Combine the potatoes and water and boil until soft. I did this earlier in the day to save time. Heat two tablespoons of the oil and when hot, not smoking, add the cumin seeds and fry until fragrant. Add the onion, ginger, garlic, and fry until the onions are soft. Stir in the chopped veggies, coriander, cumin, salt, tumeric, cayenne pepper, and black pepper. Mix well, reduce head, and cook until veggies are soft. Add the potatoes, mix well, and cook until liquid evaporates. Remove from heat, add cilantro, green onions, green chilies, lemon juice, and mix well. Let it cool to room temperature before continuing.

Heat two tablespoons of oil over medium heat. Scoop about three tablespoons of the mixture into a ball and then flatten into a patty. Place four to five patties in the oil and fry until browned on both sides.

My patties did not want to be patties and I followed the instructions except for the cilantro. I can't imagine cilantro was that vital. I was about six out of a ten on annoyance at this point so I just turned it into a stir fry.

Momo Wrappers

3 1/2 cups all purpose flour, plus more for kneading

1/2 tsp salt (optional)

In a bowl, combine four and salt. Make a well in the center and add 3/4 to 1 cup of warm water, a little at a time, until mixture becomes a crumbly mess. Transfer to a floured surface and knead until it becomes smooth and elastic, about 5 to 6 minutes. If the dough is too stiff, add more water; if too wet, add more flour. Transfer to a bowl, cover with a damp towel, and let it rest for thirty minutes.

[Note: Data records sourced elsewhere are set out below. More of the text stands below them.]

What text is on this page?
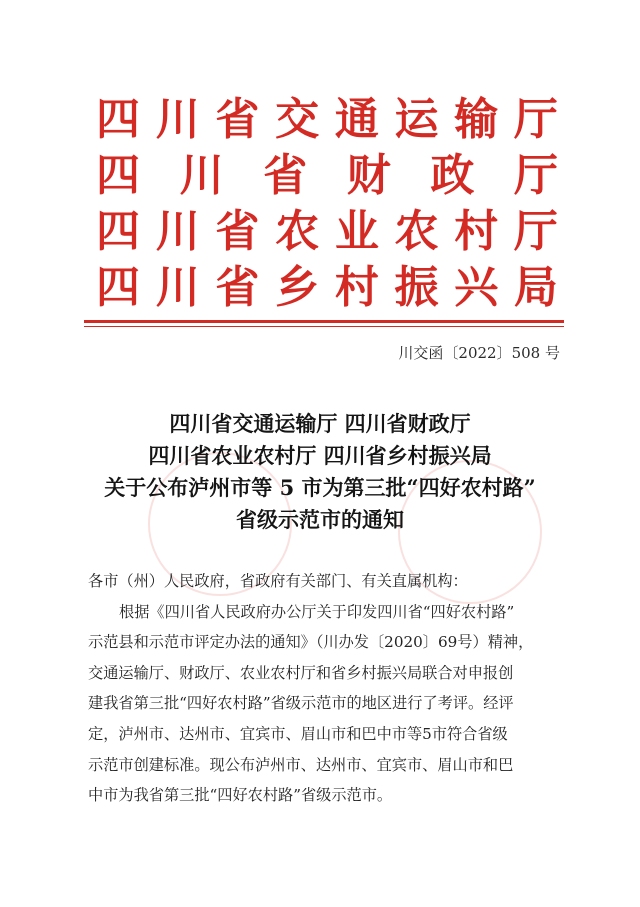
四 川 省 交 通 运 输 厅
四 川 省 财 政 厅
四 川 省 农 业 农 村 厅
四 川 省 乡 村 振 兴 局
川交函〔2022〕508 号
四川省交通运输厅 四川省财政厅
四川省农业农村厅 四川省乡村振兴局
关于公布泸州市等 5 市为第三批“四好农村路”
省级示范市的通知

各市（州）人民政府，省政府有关部门、有关直属机构：

根据《四川省人民政府办公厅关于印发四川省“四好农村路”

示范县和示范市评定办法的通知》（川办发〔2020〕69号）精神，

交通运输厅、财政厅、农业农村厅和省乡村振兴局联合对申报创

建我省第三批“四好农村路”省级示范市的地区进行了考评。经评

定，泸州市、达州市、宜宾市、眉山市和巴中市等5市符合省级

示范市创建标准。现公布泸州市、达州市、宜宾市、眉山市和巴

中市为我省第三批“四好农村路”省级示范市。
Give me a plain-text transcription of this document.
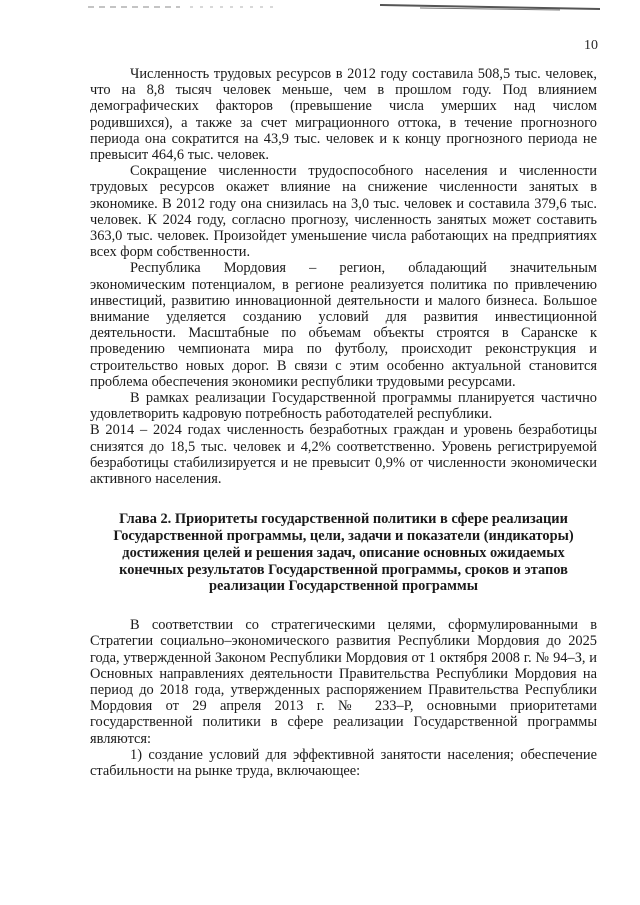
10

Численность трудовых ресурсов в 2012 году составила 508,5 тыс. человек, что на 8,8 тысяч человек меньше, чем в прошлом году. Под влиянием демографических факторов (превышение числа умерших над числом родившихся), а также за счет миграционного оттока, в течение прогнозного периода она сократится на 43,9 тыс. человек и к концу прогнозного периода не превысит 464,6 тыс. человек.

Сокращение численности трудоспособного населения и численности трудовых ресурсов окажет влияние на снижение численности занятых в экономике. В 2012 году она снизилась на 3,0 тыс. человек и составила 379,6 тыс. человек. К 2024 году, согласно прогнозу, численность занятых может составить 363,0 тыс. человек. Произойдет уменьшение числа работающих на предприятиях всех форм собственности.

Республика Мордовия – регион, обладающий значительным экономическим потенциалом, в регионе реализуется политика по привлечению инвестиций, развитию инновационной деятельности и малого бизнеса. Большое внимание уделяется созданию условий для развития инвестиционной деятельности. Масштабные по объемам объекты строятся в Саранске к проведению чемпионата мира по футболу, происходит реконструкция и строительство новых дорог. В связи с этим особенно актуальной становится проблема обеспечения экономики республики трудовыми ресурсами.

В рамках реализации Государственной программы планируется частично удовлетворить кадровую потребность работодателей республики.

В 2014 – 2024 годах численность безработных граждан и уровень безработицы снизятся до 18,5 тыс. человек и 4,2% соответственно. Уровень регистрируемой безработицы стабилизируется и не превысит 0,9% от численности экономически активного населения.

Глава 2. Приоритеты государственной политики в сфере реализации Государственной программы, цели, задачи и показатели (индикаторы) достижения целей и решения задач, описание основных ожидаемых конечных результатов Государственной программы, сроков и этапов реализации Государственной программы

В соответствии со стратегическими целями, сформулированными в Стратегии социально–экономического развития Республики Мордовия до 2025 года, утвержденной Законом Республики Мордовия от 1 октября 2008 г. № 94–З, и Основных направлениях деятельности Правительства Республики Мордовия на период до 2018 года, утвержденных распоряжением Правительства Республики Мордовия от 29 апреля 2013 г. № 233–Р, основными приоритетами государственной политики в сфере реализации Государственной программы являются:

1) создание условий для эффективной занятости населения; обеспечение стабильности на рынке труда, включающее:
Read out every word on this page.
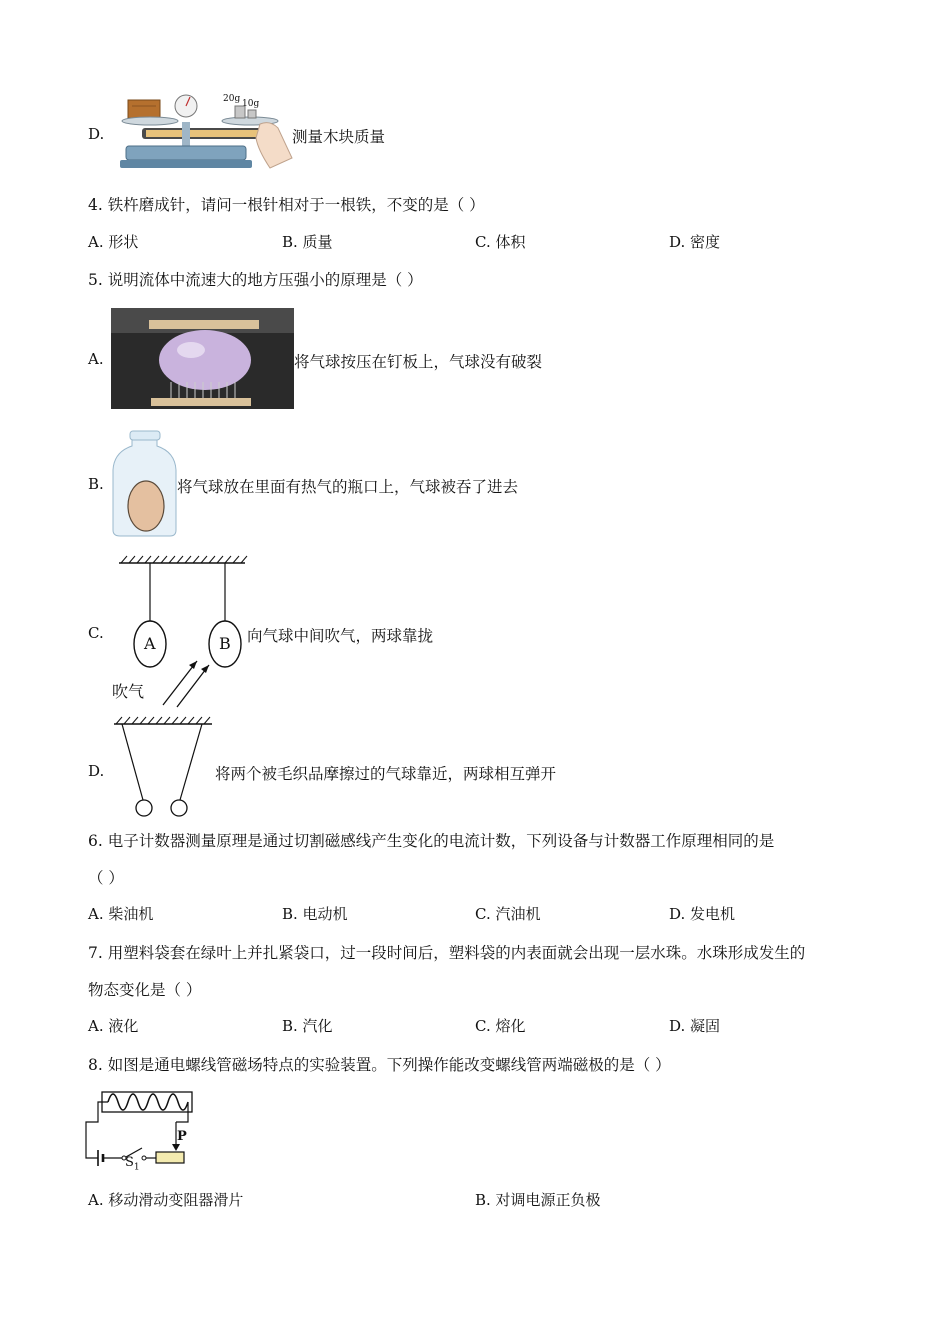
D.
20g 10g
测量木块质量
4. 铁杵磨成针，请问一根针相对于一根铁，不变的是（ ）
A. 形状	B. 质量	C. 体积	D. 密度
5. 说明流体中流速大的地方压强小的原理是（ ）
A.	将气球按压在钉板上，气球没有破裂
B.	将气球放在里面有热气的瓶口上，气球被吞了进去
C.
A	B
吹气
向气球中间吹气，两球靠拢
D.	将两个被毛织品摩擦过的气球靠近，两球相互弹开
6. 电子计数器测量原理是通过切割磁感线产生变化的电流计数，下列设备与计数器工作原理相同的是
（ ）
A. 柴油机	B. 电动机	C. 汽油机	D. 发电机
7. 用塑料袋套在绿叶上并扎紧袋口，过一段时间后，塑料袋的内表面就会出现一层水珠。水珠形成发生的
物态变化是（ ）
A. 液化	B. 汽化	C. 熔化	D. 凝固
8. 如图是通电螺线管磁场特点的实验装置。下列操作能改变螺线管两端磁极的是（ ）
P
$S_1$
A. 移动滑动变阻器滑片	B. 对调电源正负极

When ready, roll out the dough and cut into 3 inch circles. Stuff with whatever you want. I made a mixture of mashed potatoes, cumin, tumeric, cinnamon, and onions. Steam them for ten minutes.

My momos were crap, too. Sorry, I'm getting grumpy just remembering it. Basically I was in the kitchen for over two hours and my entire meal didn't turn out the way it was supposed to. With the exception of the frozen birds, I don't know what I did wrong, but it did not help my mood. I was very frustrated and angry and I probably even cried a bit. I think part of it was the kitchen failure and part of it was whatever was on my mind but overall, not a good experience.

This recipe will still make my life story, though, but just for the revelation that I cook as a release but not everything can be released. Sometimes things just need to sit and fester and figure themselves out. Festering thoughts are the best!

Also, the veggie stir fry was good but the rest of the food was blah. I'm pretty sure my bad juju seeped itself into my food.